I have been listening to all of the conversations about the stock market, the U.S. economy, government spending, taxes, and the like. Everyone seems to be tense about money, about their budgets, about the economic future, and even about church budgets. Without overlooking the tough economic times that many people are experiencing, I want to offer this observation: There really are two ways to look at this issue. One is the perspective of Accumulation/Scarcity, and the other is the perspective of Abundance/Responsibility.

The “accumulation” perspective is really all about scarcity, believing that the resources of life are limited, and working hard to make sure one gets their own share before someone else gets it. Even when people are trying to accumulate more and more possessions, that effort is really driven by a belief in scarcity. Most of the talk about the “wealthy” and our desire to tax them more is really a belief in scarcity, that somehow if the wealthy get more money, then the rest of us will get less – because (the thinking goes even if unspoken) there is only so much wealth to go around, so we must limit the wealth or else there won’t be enough left for me.

It is not a surprise that most polls show that the majority of people in America believe that the way to solve our nation’s economic problems is to tax the wealthy more – even though statistics show that the wealthy in the U.S. pay a higher percentage of their income in taxes than any other group. Studies also show that even if we tax the wealthy at 100% (take every dollar they earn) that will not make a dent in our national debt or balance the national budget. Given those mathematical realities, why is there such anger against the wealthy? Certainly some wealthy persons have misused their wealth, but many are extremely generous persons. Why the anger? I think it is based upon a scarcity/accumulation model which says that “I want to accumulate more, so that means others – especially the wealthy – need to have their accumulation reduced.”

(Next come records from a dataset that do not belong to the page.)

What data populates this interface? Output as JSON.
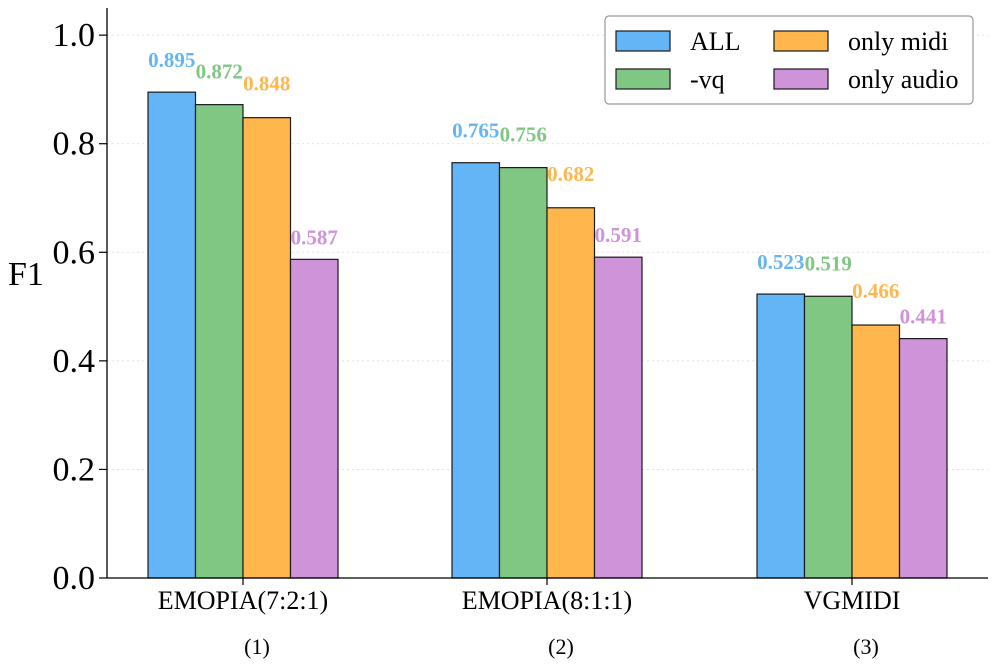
{
  "chart_data": {
    "type": "bar",
    "ylabel": "F1",
    "xlabel": "",
    "ylim": [
      0,
      1.05
    ],
    "yticks": [
      0.0,
      0.2,
      0.4,
      0.6,
      0.8,
      1.0
    ],
    "ytick_labels": [
      "0.0",
      "0.2",
      "0.4",
      "0.6",
      "0.8",
      "1.0"
    ],
    "grid": "horizontal, faint dotted",
    "legend_position": "top-right",
    "categories": [
      "EMOPIA(7:2:1)",
      "EMOPIA(8:1:1)",
      "VGMIDI"
    ],
    "category_sublabels": [
      "(1)",
      "(2)",
      "(3)"
    ],
    "series": [
      {
        "name": "ALL",
        "color": "#64b5f6",
        "values": [
          0.895,
          0.765,
          0.523
        ],
        "labels": [
          "0.895",
          "0.765",
          "0.523"
        ]
      },
      {
        "name": "-vq",
        "color": "#81c784",
        "values": [
          0.872,
          0.756,
          0.519
        ],
        "labels": [
          "0.872",
          "0.756",
          "0.519"
        ]
      },
      {
        "name": "only midi",
        "color": "#ffb74d",
        "values": [
          0.848,
          0.682,
          0.466
        ],
        "labels": [
          "0.848",
          "0.682",
          "0.466"
        ]
      },
      {
        "name": "only audio",
        "color": "#ce93d8",
        "values": [
          0.587,
          0.591,
          0.441
        ],
        "labels": [
          "0.587",
          "0.591",
          "0.441"
        ]
      }
    ]
  }
}
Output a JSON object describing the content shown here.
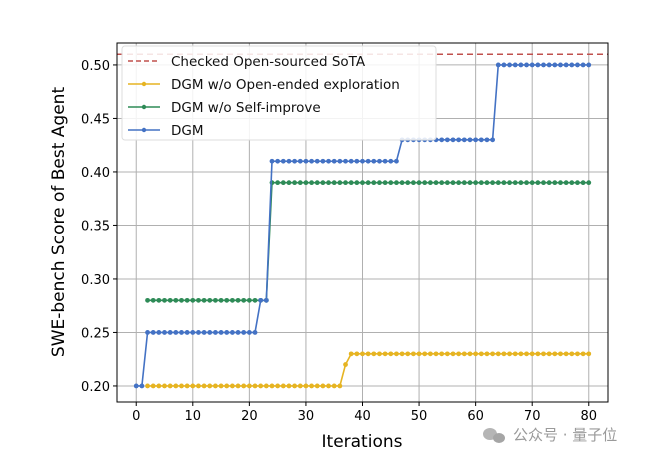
{
  "chart_data": {
    "type": "line",
    "title": "",
    "xlabel": "Iterations",
    "ylabel": "SWE-bench Score of Best Agent",
    "xlim": [
      -3.4,
      83.4
    ],
    "ylim": [
      0.185,
      0.5205
    ],
    "grid": true,
    "legend_position": "top-left",
    "xticks": [
      0,
      10,
      20,
      30,
      40,
      50,
      60,
      70,
      80
    ],
    "yticks": [
      "0.20",
      "0.25",
      "0.30",
      "0.35",
      "0.40",
      "0.45",
      "0.50"
    ],
    "reference_line": {
      "name": "Checked Open-sourced SoTA",
      "value": 0.51,
      "color": "#c0504d",
      "style": "dashed"
    },
    "series": [
      {
        "name": "DGM w/o Open-ended exploration",
        "color": "#e6b422",
        "steps": [
          [
            2,
            0.2
          ],
          [
            37,
            0.22
          ],
          [
            38,
            0.23
          ]
        ],
        "x_end": 80
      },
      {
        "name": "DGM w/o Self-improve",
        "color": "#2e8b57",
        "steps": [
          [
            2,
            0.28
          ],
          [
            24,
            0.39
          ]
        ],
        "x_end": 80
      },
      {
        "name": "DGM",
        "color": "#4472c4",
        "steps": [
          [
            0,
            0.2
          ],
          [
            2,
            0.25
          ],
          [
            22,
            0.28
          ],
          [
            24,
            0.41
          ],
          [
            47,
            0.43
          ],
          [
            64,
            0.5
          ]
        ],
        "x_end": 80
      }
    ]
  },
  "watermark": {
    "text": "公众号 · 量子位",
    "icon": "wechat-icon"
  }
}
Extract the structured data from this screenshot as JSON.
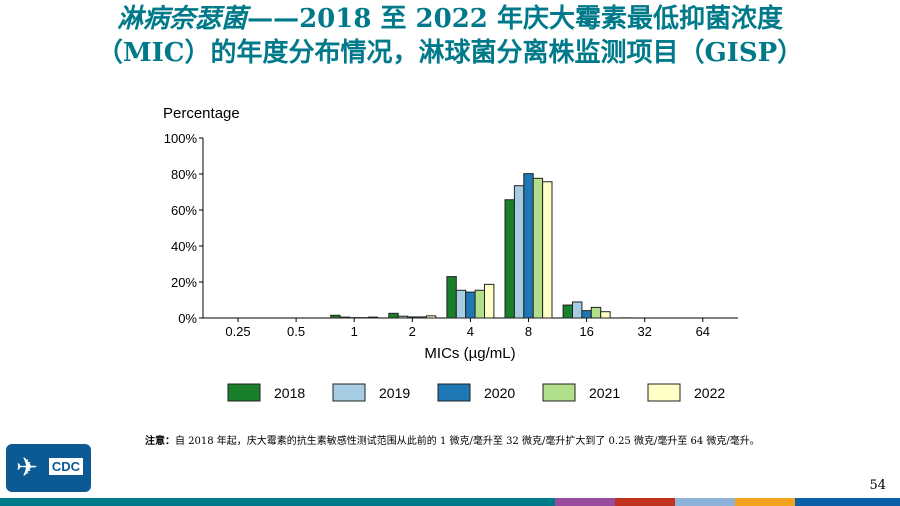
{
  "title": {
    "italic": "淋病奈瑟菌",
    "line1_rest": "——2018 至 2022 年庆大霉素最低抑菌浓度",
    "line2": "（MIC）的年度分布情况，淋球菌分离株监测项目（GISP）"
  },
  "chart_data": {
    "type": "bar",
    "ylabel": "Percentage",
    "xlabel": "MICs (µg/mL)",
    "categories": [
      "0.25",
      "0.5",
      "1",
      "2",
      "4",
      "8",
      "16",
      "32",
      "64"
    ],
    "yticks": [
      "0%",
      "20%",
      "40%",
      "60%",
      "80%",
      "100%"
    ],
    "ylim": [
      0,
      100
    ],
    "legend_position": "bottom",
    "series": [
      {
        "name": "2018",
        "color": "#1a7f2a",
        "values": [
          0,
          0,
          1.5,
          2.6,
          23,
          65.7,
          7.2,
          0.1,
          0
        ]
      },
      {
        "name": "2019",
        "color": "#a6cde3",
        "values": [
          0,
          0,
          0.5,
          1,
          15.4,
          73.5,
          8.9,
          0,
          0
        ]
      },
      {
        "name": "2020",
        "color": "#1f78b4",
        "values": [
          0,
          0,
          0.2,
          0.6,
          14.4,
          80.2,
          4.1,
          0,
          0
        ]
      },
      {
        "name": "2021",
        "color": "#b2df8a",
        "values": [
          0,
          0,
          0.2,
          0.6,
          15.4,
          77.6,
          5.9,
          0,
          0
        ]
      },
      {
        "name": "2022",
        "color": "#ffffc6",
        "values": [
          0,
          0,
          0.5,
          1.2,
          18.7,
          75.7,
          3.5,
          0,
          0
        ]
      }
    ]
  },
  "note": {
    "label": "注意：",
    "text": "自 2018 年起，庆大霉素的抗生素敏感性测试范围从此前的 1 微克/毫升至 32 微克/毫升扩大到了 0.25 微克/毫升至 64 微克/毫升。"
  },
  "logo": {
    "text": "CDC"
  },
  "page_number": "54",
  "footer_colors": [
    "#007a8a",
    "#9a4c9c",
    "#c0311f",
    "#8db3d9",
    "#f2a31f",
    "#0d5fa8"
  ]
}
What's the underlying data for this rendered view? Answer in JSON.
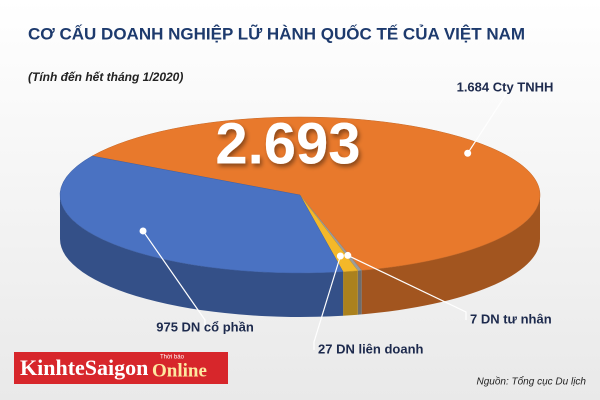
{
  "chart_data": {
    "type": "pie3d",
    "title": "CƠ CẤU DOANH NGHIỆP LỮ HÀNH QUỐC TẾ CỦA VIỆT NAM",
    "subtitle": "(Tính đến hết tháng 1/2020)",
    "total": 2693,
    "total_label": "2.693",
    "values": [
      1684,
      7,
      27,
      975
    ],
    "value_labels": [
      "1.684 Cty TNHH",
      "7 DN tư nhân",
      "27 DN liên doanh",
      "975 DN cổ phần"
    ],
    "colors": [
      "#e8792c",
      "#9c9c9c",
      "#f4b829",
      "#4a72c2"
    ],
    "source": "Nguồn: Tổng cục Du lịch"
  },
  "branding": {
    "main": "KinhteSaigon",
    "accent": "Online",
    "tag": "Thời báo"
  }
}
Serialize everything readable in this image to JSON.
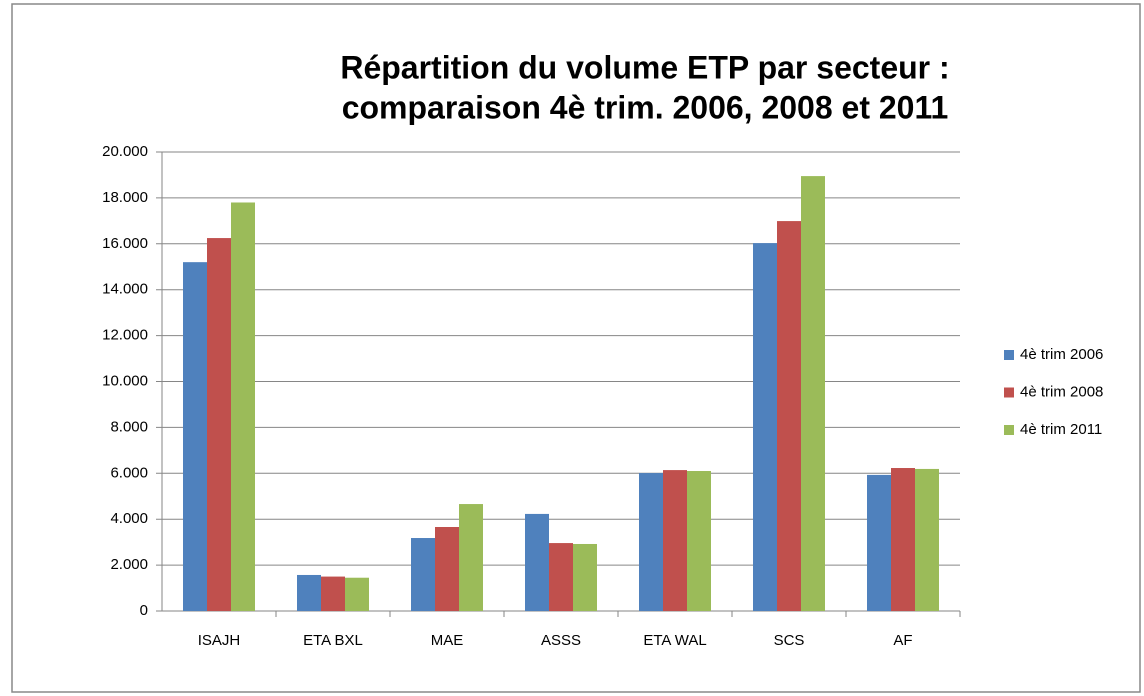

The other way to look at money is the “abundance” model which says that God has abundantly provided for all of us, so my task is not to accumulate but to be a responsible steward of all God’s resources. The “abundance” model understands that we are responsible stewards of the riches with which God has blessed our world. I don’t need to compete jealously with others to get a bigger share of the scarce resources; I can trust that God’s provisions are abundant and I can work to ensure justice for everyone.

I confess that during my years of pastoral ministry I too often operated out of a “scarcity/accumulation” model, even when I was “successful” in raising funds to meet our church budget. I focused too much on fund-raising, and not enough on stewardship education. Our fund-raising was based upon convincing people to give money to the church budget, instead of giving those funds to some other cause. It was a scarcity model, without my even realizing it. Oh yes, I called it a “stewardship” drive or campaign, but honestly it was a sales pitch to get more money for our church budget. It was based upon an accumulation/scarcity model in which the church budget had to be “sold” to convince people to give their limited resources to meet our church’s needs. It worked in the short term, but it was not effective teaching about stewardship for the long term.

So, I am taking this opportunity to remind us all to try to live in an “abundance” mentality in which we focus upon God’s abundant love, grace, and resources and our responsibility to use those resources wisely. We can’t out-give God, and we don’t need to seek a bigger share of God’s gifts, or to be jealous of the gifts given to others.

It is not easy to maintain an “abundance" model during tough economic times. It is easy to surrender to fear, jealousy, and competition. But the Gospel reminds us to live with gratitude, responsibility, and justice.